Cristal Union, le deuxième groupe sucrier français, est confronté à une vaste contamination aux « polluants éternels », révèle Disclose, en partenariat avec France 3. Des champs de betteraves aux usines, l’ensemble de la chaîne de production est contaminée. L’industriel maintient l’opacité sur l’origine de la pollution, qui pourrait provenir des pesticides utilisés dans les champs.
Les paquets de sucre Daddy, présents dans deux foyers sur trois en France, c’est elle. Les quatre morceaux de sucre dans une canette de Coca-Cola, c’est encore elle. Et il y a de fortes chances pour que le sucre glace utilisé par la boulangerie-pâtisserie du coin sorte aussi de ses usines. Cristal Union est une entreprise méconnue, et pourtant incontournable. Premier fournisseur de sucre à l’industrie agroalimentaire française, 2,65 milliards d’euros de chiffre d’affaires l’an dernier… Le groupe coopératif est assis sur un or blanc : la betterave à sucre du nord et de l’est de la France. Mais cette matière précieuse est aujourd’hui frappée par un mal dont l’humanité prend peu à peu la mesure : les PFAS, des molécules chimiques ultra-persistantes dans l’environnement et toxiques pour la santé humaine.
Pour la première fois, Disclose et France 3 révèlent l’étendue de la contamination aux « polluants éternels » chez un géant de l’agroalimentaire. Des terres agricoles jusqu’aux betteraves, la chaîne de production de Cristal Union est infestée par ces substances toxiques. Pire, cette pollution se propage dans un cycle infernal. Car l’industriel se débarrasse de ses matières chargées en PFAS auprès d’agriculteur·ices partenaires, qui les déversent dans leurs champs. D’après notre enquête, le géant du sucre n’a pas pris la peine de les prévenir de la contamination. Même silence du côté des services de l’État (...)
Disclose et France 3 ont compilé les analyses de plus de 3 000 usines tenues, depuis 2023, de déclarer à l’administration leurs rejets de PFAS dans l’eau. Pour les mesurer, les services de l’État utilisent plusieurs indicateurs, dont l’AOF, pour « fluor organique absorbable ». (...)
Quelque 550 analyses tenues secrètes (...)
Des PFAS dans la chaîne alimentaire (...)
L’hypothèse des pesticides
Reste une question en suspens : l’origine des PFAS détectés dans les usines de Cristal Union. Pour répondre aux questions de Disclose et France 3, le groupe a envoyé une porte-parole, ancienne lobbyiste de l’agence d’influence Thomas Marko & Associés, qui comptait comme clients 3M ou Solvay, deux sociétés impliquées dans des scandales de contamination cachée aux polluants éternels. « Cristal Union n’utilise aucun PFAS dans ses processus », affirme la communicante.
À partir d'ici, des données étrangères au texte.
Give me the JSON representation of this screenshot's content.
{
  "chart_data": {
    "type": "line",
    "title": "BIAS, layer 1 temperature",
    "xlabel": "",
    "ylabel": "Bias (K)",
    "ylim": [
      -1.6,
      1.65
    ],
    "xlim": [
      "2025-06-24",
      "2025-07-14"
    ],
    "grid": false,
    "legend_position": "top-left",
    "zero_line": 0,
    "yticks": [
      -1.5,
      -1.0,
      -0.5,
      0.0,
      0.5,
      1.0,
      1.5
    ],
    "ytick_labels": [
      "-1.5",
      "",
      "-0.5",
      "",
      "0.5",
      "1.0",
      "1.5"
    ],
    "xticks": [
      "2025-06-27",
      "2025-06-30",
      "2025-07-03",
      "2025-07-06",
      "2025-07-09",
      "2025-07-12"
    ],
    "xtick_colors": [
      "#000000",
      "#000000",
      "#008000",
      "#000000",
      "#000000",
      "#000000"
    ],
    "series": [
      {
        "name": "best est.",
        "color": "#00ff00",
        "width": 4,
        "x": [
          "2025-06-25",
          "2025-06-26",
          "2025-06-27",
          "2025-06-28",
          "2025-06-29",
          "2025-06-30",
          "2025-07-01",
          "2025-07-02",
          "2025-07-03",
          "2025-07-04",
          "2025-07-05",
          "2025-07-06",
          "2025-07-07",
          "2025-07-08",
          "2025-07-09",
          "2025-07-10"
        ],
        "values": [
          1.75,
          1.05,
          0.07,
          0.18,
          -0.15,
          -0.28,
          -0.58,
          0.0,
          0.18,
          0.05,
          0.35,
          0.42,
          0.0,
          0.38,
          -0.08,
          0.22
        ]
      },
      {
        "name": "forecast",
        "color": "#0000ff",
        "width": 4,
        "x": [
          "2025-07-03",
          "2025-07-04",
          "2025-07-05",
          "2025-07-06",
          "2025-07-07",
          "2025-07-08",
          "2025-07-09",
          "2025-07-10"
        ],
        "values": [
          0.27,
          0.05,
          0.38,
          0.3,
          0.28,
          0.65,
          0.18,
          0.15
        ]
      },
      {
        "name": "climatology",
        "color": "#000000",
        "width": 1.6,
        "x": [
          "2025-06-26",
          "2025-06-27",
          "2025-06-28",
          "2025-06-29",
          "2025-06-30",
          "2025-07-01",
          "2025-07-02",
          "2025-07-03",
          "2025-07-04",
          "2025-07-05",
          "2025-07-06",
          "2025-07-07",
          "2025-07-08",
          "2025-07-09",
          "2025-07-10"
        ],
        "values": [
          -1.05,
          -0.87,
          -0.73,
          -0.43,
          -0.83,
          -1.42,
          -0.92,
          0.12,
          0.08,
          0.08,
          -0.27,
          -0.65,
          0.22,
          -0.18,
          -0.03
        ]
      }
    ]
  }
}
Les PFAS détectés dans les terres peuvent « résulter de certaines pratiques agricoles » et « de l’épandage des eaux usées urbaines traitées en stations d’épuration », poursuit-elle. Et de conclure : « pour rappel, 80 % des papiers toilette contiennent encore des PFAS ». Une rhétorique reprise par un autre membre de la coopérative : « Les PFAS sont présents dans la terre qu’on ramène à l’usine et il y en a aussi sur vos ongles, dans le papier toilette… Il y en a partout sur vous ! »
Le papier hygiénique n’est pourtant pas la source de pollution privilégiée par les pouvoirs publics. Sollicitée, la Dreal Grand Est évoque plutôt une « origine de la présence de PFAS et d’AOF en lien avec l’activité agricole ». « Ça pourrait venir des matières actives qu’on met sur les cultures », avance, à demi-mot un betteravier qui fournit Cristal Union. Une manière polie de nommer les pesticides. (...)
« Quand on sait que des pesticides PFAS sont utilisés à un endroit et qu’on ne cherche pas le TFA, c’est qu’on ne veut pas le trouver », s’agace François Veillerette, porte-parole de l’ONG Générations Futures. Pendant ce temps, dans les plaines de l’Aube, Cristal Union se félicite des « conditions climatiques favorables ». Promesses d’une belle récolte de betteraves. Et de PFAS.